Besides, Murdoch's surprise failure last week to win the prize of DirecTV's 10 million satellite subscribers only means that someone else, in this case EchoStar, will control all 16.7 million television sets that receive channels from orbits in outer space. EchoStar's monopoly is, if anything, a more fearsome concentration of media power than even the prospect of Murdoch imposing his seedy tastes on 10 million households.

Until only last week it seemed Murdoch had a hammerlock on a deal giving him instant control of a satellite empire that would solidify his claim to being master of the universe, the man who with the flick of a switch could determine what people are allowed to watch in Britain, China and large parts of the United States not served by cable. Then something happened and EchoStar seemed to walk off with everything.

I suppose it would be unfair to even suggest Murdoch fired a torpedo into his own deal because his corporate balance sheets have been wrecked by events since Sept. 11.

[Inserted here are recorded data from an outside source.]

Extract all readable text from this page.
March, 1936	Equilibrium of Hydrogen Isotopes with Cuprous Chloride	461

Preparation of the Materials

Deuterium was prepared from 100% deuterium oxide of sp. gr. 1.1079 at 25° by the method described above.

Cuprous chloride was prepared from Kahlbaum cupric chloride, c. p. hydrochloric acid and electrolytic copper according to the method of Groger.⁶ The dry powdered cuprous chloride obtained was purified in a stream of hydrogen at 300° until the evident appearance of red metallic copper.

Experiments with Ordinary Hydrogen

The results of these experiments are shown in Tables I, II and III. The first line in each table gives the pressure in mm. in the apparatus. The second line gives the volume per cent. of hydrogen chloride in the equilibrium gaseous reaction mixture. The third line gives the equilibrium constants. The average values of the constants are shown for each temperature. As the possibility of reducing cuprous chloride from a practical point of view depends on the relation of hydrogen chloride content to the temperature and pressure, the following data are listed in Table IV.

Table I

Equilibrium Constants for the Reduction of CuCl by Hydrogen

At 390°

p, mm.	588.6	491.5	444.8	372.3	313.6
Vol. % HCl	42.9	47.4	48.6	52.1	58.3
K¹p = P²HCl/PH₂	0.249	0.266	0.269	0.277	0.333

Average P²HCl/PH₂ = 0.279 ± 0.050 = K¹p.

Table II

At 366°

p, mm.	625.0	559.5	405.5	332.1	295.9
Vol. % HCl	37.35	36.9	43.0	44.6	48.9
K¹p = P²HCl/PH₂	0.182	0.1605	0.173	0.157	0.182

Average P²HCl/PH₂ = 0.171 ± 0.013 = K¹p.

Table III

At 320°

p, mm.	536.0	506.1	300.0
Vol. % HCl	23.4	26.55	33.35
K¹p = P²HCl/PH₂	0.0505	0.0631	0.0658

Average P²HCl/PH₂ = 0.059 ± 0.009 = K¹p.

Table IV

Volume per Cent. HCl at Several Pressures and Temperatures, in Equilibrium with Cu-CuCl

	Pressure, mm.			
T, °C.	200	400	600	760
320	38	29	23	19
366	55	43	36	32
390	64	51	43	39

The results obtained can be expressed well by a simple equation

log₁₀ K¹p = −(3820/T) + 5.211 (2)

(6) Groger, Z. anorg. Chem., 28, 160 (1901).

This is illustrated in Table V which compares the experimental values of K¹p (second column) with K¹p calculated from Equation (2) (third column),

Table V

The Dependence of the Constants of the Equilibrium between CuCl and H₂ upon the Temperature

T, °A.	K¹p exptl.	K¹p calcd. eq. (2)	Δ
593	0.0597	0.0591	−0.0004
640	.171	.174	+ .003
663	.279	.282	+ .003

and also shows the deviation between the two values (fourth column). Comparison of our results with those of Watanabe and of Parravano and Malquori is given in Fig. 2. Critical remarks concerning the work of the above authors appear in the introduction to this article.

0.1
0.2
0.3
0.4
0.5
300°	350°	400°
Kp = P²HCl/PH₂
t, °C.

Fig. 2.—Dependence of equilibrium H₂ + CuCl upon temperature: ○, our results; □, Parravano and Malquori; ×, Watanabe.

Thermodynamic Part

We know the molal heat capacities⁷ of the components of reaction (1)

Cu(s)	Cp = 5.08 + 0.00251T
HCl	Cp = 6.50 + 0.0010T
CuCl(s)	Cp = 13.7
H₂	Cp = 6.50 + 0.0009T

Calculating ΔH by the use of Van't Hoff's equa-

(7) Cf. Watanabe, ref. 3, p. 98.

Still, for all we know, he may be tickled to death to avoid such a huge and expensive acquisition at a time when the economic outlook is so uncertain and many of his properties are being bled white by lost revenues.

Anyway, there are people, including some leading Democrats in Congress, who have vowed to place their live bodies in the path of the EchoStar deal.

The prospect of Murdoch, a Tory Republican with impeccable rightwing credentials, coming to them with hat in hand for favors must make them salivate.

This is, after all, the man who liked to think he had Newt Gingrich in his pocket and that he provided the unbiased coverage that allowed Republicans in 1994 to dominate both houses of Congress for the first time in 40 years.

In any event, at the rate technology is changing, we may all soon be getting our television signals from dishes the size of thimbles mounted right on our TV.

And who's to say 1,000 channels of rubbish aren't an improvement on the three channels of network television that for years were all the choices most Americans had. Those were the days when TV news was insipidly bland, sitcoms couldn't even show Ozzie and Harriet in a double bed and the three networks monopolized television in ways that would make Bill Gates blush.

Now they even have a pet channel that permits me to imagine myself ringside at Madison Square Garden when they televise the dog show of Westminster Kennel Club.

I'll confess I never miss it because I'm always hoping some pampered dog will repeat the disgrace of the animal who two or three years ago deposited a large and fetid dropping in front of the judges.

Robert Reno is a columnist for Newsday, to which he contributed this comment.